A cybersecurity services provider should be a trusted business partner and act as true extension of an enterprise’s in-house security team. However, sometimes organizations are left feeling dissatisfied with the relationship they’ve forged with the services provider they’ve selected. There are several reasons the relationship may not be working out, and therefore it may be time to look for a new partner to better support the organization’s cybersecurity efforts.
When is it time to move on?
There are several tell-tale signs that a business relationship is not working out with a selected services provider, including:
- There’s a lack of communication. A direct line of communication with your cybersecurity services provider is key. Knowing that you can pick up the phone and get in touch with a security operations center (SOC) analyst or security engineer, regardless of time of day, is critical and should reassure you that the organization’s environment is being protected 24/7. Having a services provider that has world-class, around-the-clock security monitoring and alerting, incident response and remediation capabilities is crucial. Communication goes both ways, and a provider who is a true partner should be reaching out on a regular basis to make sure that their services are meeting your needs. They should be providing you with important high-level alerts in a fast and efficient manner, keeping you up-to-date with the happenings of your network, and discussing any potential areas of risk that you should be aware of.
- They don’t see your business as unique. While some enterprises have similar needs, it does not mean the same security solutions will help them all. Your services provider needs to design custom cybersecurity solutions for your business that fall within your budget, timeline, and – most importantly – address your unique needs (not the needs of most). With tailored cybersecurity solutions, your organization will be able to keep data secure and compliance mandates met. The correct provider will understand what’s needed to maintain your cybersecurity posture and keep hackers off your networks. If you’re working with a services provider that doesn’t offer this, it may be time to part ways.

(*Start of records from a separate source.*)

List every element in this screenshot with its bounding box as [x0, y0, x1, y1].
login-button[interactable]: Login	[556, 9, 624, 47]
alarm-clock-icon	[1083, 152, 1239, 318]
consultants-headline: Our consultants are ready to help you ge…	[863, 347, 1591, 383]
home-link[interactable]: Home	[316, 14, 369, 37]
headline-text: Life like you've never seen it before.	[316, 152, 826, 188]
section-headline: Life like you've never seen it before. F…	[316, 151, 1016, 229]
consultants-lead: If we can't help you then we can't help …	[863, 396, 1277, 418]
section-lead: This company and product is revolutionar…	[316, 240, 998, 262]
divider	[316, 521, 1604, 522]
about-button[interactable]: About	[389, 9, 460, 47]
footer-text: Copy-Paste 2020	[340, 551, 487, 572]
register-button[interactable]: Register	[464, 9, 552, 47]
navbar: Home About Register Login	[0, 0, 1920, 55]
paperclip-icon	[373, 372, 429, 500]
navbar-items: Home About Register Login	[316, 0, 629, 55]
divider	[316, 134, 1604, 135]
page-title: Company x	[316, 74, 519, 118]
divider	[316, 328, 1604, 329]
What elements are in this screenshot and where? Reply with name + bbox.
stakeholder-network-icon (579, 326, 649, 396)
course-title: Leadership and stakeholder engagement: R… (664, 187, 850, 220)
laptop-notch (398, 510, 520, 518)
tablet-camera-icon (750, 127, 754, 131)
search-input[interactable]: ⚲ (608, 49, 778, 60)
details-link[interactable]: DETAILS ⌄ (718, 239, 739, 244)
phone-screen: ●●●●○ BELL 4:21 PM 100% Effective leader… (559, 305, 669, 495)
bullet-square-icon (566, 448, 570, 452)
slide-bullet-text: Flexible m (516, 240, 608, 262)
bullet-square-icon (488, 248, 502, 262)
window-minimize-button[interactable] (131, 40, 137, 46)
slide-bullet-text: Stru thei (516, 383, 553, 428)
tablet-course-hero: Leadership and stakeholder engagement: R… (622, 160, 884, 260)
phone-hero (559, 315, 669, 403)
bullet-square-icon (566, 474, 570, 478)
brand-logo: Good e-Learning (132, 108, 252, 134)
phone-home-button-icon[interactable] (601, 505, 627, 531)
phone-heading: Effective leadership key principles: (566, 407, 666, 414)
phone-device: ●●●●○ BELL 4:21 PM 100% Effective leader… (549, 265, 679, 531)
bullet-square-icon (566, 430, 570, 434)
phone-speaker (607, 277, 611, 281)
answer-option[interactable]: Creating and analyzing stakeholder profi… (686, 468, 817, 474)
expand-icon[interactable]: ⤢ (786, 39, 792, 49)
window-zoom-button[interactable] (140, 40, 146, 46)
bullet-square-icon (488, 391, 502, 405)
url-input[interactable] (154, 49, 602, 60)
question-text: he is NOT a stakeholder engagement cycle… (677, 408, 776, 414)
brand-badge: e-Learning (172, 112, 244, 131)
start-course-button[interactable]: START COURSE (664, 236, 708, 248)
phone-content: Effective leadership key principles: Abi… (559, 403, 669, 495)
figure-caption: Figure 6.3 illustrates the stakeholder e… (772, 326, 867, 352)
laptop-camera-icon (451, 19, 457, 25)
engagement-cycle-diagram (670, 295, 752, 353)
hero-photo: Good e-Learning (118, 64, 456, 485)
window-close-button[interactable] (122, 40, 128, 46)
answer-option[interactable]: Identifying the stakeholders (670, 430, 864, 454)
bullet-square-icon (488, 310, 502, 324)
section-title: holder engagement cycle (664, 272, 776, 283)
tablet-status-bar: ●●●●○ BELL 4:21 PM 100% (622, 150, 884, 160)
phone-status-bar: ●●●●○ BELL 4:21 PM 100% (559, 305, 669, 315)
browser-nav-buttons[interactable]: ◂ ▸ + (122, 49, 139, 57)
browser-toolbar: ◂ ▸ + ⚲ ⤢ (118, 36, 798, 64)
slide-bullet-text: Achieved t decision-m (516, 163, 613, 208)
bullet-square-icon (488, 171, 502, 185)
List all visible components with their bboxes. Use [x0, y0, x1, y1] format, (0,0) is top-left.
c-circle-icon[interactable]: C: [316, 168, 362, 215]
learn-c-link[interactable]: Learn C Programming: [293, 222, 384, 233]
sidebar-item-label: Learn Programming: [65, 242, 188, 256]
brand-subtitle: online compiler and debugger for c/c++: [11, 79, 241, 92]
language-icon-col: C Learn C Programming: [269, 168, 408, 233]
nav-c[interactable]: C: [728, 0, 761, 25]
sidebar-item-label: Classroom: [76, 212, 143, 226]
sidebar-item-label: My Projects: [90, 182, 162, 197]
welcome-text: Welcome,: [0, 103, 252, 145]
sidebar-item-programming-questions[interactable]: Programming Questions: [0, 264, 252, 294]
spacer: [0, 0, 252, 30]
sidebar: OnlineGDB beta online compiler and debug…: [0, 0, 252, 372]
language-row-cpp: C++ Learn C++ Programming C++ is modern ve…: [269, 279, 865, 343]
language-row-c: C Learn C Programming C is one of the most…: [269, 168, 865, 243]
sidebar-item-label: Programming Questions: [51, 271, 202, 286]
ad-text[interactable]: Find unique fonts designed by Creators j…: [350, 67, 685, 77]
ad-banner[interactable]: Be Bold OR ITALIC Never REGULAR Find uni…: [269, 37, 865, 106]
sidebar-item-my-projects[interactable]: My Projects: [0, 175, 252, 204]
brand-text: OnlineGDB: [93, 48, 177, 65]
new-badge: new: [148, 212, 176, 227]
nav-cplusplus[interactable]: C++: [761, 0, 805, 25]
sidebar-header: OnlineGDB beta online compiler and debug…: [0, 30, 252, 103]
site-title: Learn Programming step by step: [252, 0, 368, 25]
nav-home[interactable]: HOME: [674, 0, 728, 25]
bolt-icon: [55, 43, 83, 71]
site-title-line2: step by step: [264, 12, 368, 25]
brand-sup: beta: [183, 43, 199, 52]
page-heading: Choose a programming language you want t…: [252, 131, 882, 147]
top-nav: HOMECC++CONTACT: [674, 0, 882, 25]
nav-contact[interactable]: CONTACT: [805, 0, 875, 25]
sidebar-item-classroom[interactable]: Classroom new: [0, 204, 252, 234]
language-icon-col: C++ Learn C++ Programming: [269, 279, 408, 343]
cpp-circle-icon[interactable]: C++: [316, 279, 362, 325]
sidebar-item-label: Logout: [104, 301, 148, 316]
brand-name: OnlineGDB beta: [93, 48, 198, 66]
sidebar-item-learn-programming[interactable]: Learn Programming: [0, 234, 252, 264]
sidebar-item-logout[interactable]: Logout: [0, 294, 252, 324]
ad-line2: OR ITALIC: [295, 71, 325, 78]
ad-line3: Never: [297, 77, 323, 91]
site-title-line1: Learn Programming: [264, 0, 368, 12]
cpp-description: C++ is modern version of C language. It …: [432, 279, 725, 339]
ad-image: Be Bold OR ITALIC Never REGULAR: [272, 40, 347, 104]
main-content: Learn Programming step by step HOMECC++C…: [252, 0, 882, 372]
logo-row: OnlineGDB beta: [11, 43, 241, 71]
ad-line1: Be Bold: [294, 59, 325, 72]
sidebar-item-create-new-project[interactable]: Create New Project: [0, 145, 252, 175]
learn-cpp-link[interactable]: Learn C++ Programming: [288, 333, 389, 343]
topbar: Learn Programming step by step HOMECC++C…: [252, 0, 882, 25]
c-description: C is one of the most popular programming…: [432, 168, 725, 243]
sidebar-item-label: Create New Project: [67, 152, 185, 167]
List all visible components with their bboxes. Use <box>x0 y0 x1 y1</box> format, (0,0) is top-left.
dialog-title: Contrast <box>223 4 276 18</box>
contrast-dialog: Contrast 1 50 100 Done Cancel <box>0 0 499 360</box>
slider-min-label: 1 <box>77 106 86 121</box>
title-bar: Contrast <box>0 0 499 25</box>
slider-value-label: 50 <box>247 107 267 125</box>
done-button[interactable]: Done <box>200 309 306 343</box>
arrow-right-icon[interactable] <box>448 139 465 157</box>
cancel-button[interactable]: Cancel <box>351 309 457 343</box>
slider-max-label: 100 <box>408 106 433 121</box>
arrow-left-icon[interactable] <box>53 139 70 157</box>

- They can’t provide full visibility and search capabilities into your logs. Even if you’re outsourcing security operations, the IT security team should still have full visibility into logs and the company’s security information and event management (SIEM) software. This way, they will have access to all alerts and investigations in order to manage them and run detailed reporting. If your services provider doesn’t give you the ability to view and search logs, run reports, and drill down into each alert, that may be an issue. Without visibility, your team can’t properly do their job to keep the organization protected.
- The alerts and recommendations they provide lack insight. Some services providers don’t leverage the knowledge they’ve gained from having clients in a variety of industries. A skilled services provider uses this information to build out unique use cases and correlation rules that a company’s in-house security team (with their siloed single-industry viewpoint) would not be able to do on their own. Fine-tuning the SIEM to identify threats unknown to the organization is something a qualified services provider needs bring to the table. Without use cases and correlation rules rooted in industry knowledge, IT security teams are flooded with a sea of irrelevant alerts. Organizations also need to understand that no matter how many enhancements you add onto a SIEM, the tool will always need qualified people to verify incidents and automatically respond to them while continually perform active monitoring. That said, an MSSP should verify high-level alerts (also called notables) to provide recommendations and next steps on how to remediate network threats.
- They are focused on their needs, not yours. Many service providers view their customers as opportunities to grow their bottom lines by upselling one of their inflexible service offerings. They’re too focused on their own financial needs for cost control and ROI that they forget about the needs of their customers. A true partner should only suggest ancillary services that can improve your company’s cybersecurity posture and lessen any network risks that you may have, not just suggest services that have little to no value. By providing your organization with core monitoring functions, as well as staff to manage it, a quality services provider focuses on your needs to keep costs down and free up your own employees to work on other projects. If your MSSP’s tools can successfully discern between notables and false threats, this can reduce the amount of time spent chasing down imaginary offenses – saving your team time and lessening the lean on your budget.
- They’re not an extension of your team. Your services provider should act as an extension of your team and should increase your security team’s effectiveness and abilities in monitoring, detecting, and responding to potential cyber threats. Security service providers should work to identify the unique needs of each organization to continually improve its cybersecurity posture. Alerts should be relevant and actionable, and recommendations and reports should provide helpful insight into where the organization needs to improve its approach. If your selected partner lacks a team player mentality, it’s time to move on.
- They don’t share their motives with you. Without transparency, one half of the vendor/client relationship is left in the dark. A reliable MSSP will provide you with information on what they’re doing (what they see as threats and what recommendations they make to address them), as well as what they are doing with your information. By being transparent, trust can build between you and your services provider, strengthening your relationship.
If your cybersecurity services provider isn’t meeting the requirements outlined above, it’s time to consider parting ways. At the end of the day, you need a partner who maintains an open line of communication, who does everything they can to keep your organization secure, and who provides the insight and visibility your team needs to do jobs their effectively and efficiently.